John Maggs, Senior Policy Advisor, Seas At Risk said: “As the US shirks its climate responsibilities the importance of action by other big emitters like international shipping only grows".

Dan Rutherford, marine director at the International Council on Clean Transportation said: “Since shipping isn't covered in the Paris Agreement, it seems unlikely that this will slow down progress in IMO. For example, the US remains bound by its promises to reduce black carbon emissions and dirty marine fuels in the Arctic.  Trump’s move doesn’t change that.

Bill Hemmings, Director, Aviation and Shipping, Transport & Environment said: “US pullout puts even greater pressure on the shipping industry to act. We will be watching and pressing all IMO member states, particularly some of those flags of convenience representing such a large proportion of the world’s fleet not to backslide. Already proposals on the table from the International Chamber of Shipping (ICS) and others hardly deviate from business as usual. It's now or never for the IMO to act and time for the EU to implement an "insurance policy" should IMO fail.

Aron Cramer, President and CEO, BSR (Business for Social Responsibility said: “U.S. withdrawal from the Paris Agreement is a major mistake that will serve as a setback for climate action, global cooperation, and business, which overwhelmingly supports Paris. This decision not only damages the global consensus on how to address climate change, but also the innovation, competitiveness, and job creation that can flow from the steps outlined in Paris. Despite this deeply regrettable decision, I am confident that business—very much including American companies—will remain resolute in showing how the transition to low-carbon prosperity can be achieved and can improve livelihoods. BSR will continue to work with businesses that understand this and that are leading the way to 21st-century business models.”

Bas Eickhout, Dutch Member of the European Parliament said: "It is astonishing that Trump has decided to pull out one of the most important global tasks ahead of us in fighting climate change. Trump's action is both economically and environmentally backward looking. At the latest G7 summit it already became clear how alone Trump stands. Now he decides to pull out of the Paris Agreement, he chooses to stand together with Syria and Nicaragua. We need all parties to stand together. France and Germany in particular have key roles to play with regard to the next UN climate conference. It’s of critical importance that financial support for the climate fund does not cease.”

Dietmar Oeliger, Head of Transport Policy, NABU said: "Donald Trump is making a mistake ignoring the facts of climate change. He is making a mistake isolating his country from the chances that a transition to cleaner technologies and energies will deliver. That does not necessarily mean that the rest of the world and especially the IMO should follow. To the contrary, the shipping sector in many ways will be effected by climate change and must take over responsibility.”

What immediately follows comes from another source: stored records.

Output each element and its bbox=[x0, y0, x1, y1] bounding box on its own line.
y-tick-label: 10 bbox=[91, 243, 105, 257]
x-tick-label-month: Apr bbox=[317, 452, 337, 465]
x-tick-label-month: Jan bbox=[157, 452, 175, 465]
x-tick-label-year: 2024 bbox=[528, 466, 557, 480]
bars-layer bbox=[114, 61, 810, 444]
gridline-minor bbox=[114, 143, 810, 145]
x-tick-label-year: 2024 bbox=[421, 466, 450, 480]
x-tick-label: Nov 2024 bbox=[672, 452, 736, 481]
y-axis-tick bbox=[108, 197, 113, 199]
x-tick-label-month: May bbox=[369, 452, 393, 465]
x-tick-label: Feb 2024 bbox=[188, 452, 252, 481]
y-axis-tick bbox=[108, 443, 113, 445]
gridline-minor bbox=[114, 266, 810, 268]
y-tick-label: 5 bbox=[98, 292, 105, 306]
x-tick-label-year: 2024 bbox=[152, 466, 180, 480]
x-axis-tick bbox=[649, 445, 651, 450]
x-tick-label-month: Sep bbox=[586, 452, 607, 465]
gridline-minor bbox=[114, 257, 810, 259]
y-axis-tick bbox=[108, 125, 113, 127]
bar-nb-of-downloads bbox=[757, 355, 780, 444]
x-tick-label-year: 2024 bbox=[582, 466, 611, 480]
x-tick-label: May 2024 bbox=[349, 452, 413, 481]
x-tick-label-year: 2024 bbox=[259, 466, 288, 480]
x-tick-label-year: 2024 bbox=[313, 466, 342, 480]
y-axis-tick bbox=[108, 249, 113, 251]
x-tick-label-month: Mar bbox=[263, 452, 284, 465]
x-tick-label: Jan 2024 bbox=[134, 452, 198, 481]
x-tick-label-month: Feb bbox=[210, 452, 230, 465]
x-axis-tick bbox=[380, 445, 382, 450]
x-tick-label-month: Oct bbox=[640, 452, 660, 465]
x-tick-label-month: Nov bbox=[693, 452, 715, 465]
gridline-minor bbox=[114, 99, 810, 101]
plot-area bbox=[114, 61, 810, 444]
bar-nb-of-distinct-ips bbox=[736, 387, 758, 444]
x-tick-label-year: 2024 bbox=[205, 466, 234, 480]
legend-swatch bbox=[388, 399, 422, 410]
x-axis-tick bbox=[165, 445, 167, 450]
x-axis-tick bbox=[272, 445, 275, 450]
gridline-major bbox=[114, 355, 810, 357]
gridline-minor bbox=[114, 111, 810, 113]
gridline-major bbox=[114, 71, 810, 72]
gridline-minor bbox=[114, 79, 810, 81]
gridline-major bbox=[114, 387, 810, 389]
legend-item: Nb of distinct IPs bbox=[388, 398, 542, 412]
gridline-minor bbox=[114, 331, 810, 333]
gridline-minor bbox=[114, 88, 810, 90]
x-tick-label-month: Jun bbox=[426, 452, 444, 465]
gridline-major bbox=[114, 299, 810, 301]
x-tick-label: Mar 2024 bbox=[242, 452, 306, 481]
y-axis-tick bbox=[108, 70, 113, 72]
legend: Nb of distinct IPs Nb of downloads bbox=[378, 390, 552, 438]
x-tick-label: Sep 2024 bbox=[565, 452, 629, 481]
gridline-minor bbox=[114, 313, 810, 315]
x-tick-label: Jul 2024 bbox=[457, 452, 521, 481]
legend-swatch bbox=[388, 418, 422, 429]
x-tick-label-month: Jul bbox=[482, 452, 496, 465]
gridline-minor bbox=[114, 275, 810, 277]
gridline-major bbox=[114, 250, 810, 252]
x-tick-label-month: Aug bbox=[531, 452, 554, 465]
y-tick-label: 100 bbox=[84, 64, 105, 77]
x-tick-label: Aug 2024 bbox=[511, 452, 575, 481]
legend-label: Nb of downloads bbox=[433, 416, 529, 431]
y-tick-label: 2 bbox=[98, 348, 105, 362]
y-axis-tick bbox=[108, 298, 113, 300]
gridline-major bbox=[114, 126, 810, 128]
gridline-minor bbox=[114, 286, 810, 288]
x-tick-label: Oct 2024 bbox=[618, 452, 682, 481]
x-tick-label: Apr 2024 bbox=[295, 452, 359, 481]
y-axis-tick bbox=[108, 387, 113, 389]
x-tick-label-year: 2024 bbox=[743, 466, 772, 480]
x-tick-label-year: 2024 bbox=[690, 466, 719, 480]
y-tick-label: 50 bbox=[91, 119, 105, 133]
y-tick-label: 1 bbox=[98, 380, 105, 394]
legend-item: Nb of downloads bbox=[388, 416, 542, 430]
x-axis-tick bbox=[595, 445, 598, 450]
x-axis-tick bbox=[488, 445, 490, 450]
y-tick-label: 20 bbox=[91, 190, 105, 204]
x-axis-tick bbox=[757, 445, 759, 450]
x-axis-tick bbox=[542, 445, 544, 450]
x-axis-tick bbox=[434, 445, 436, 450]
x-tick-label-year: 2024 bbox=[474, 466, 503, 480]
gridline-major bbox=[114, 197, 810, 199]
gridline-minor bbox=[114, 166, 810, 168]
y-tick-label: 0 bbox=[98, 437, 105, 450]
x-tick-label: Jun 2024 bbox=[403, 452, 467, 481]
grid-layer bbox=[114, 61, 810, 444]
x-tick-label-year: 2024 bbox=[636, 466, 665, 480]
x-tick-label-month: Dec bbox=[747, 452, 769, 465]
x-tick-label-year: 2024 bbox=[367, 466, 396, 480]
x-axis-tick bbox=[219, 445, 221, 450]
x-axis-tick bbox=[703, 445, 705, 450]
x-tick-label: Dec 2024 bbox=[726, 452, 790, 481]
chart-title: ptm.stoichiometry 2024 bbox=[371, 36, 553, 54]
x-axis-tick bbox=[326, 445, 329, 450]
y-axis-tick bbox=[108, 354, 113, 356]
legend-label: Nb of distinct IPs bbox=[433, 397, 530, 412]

Dr Sian Prior, Lead Advisor, Clean Arctic Alliance said: “It is unbelievable that Trump is pulling back on international consensus on the climate at a time when the Arctic is facing unprecedented change linked to climate and ocean warming. What we are seeing in the Arctic is scary and it is imperative that world leaders unite in their isolation of the US position and that the shipping industry faces up to its responsibilities and starts cutting carbon dioxide and black carbon emissions immediately – a quick first-step should be to stop using HFO in the Arctic.”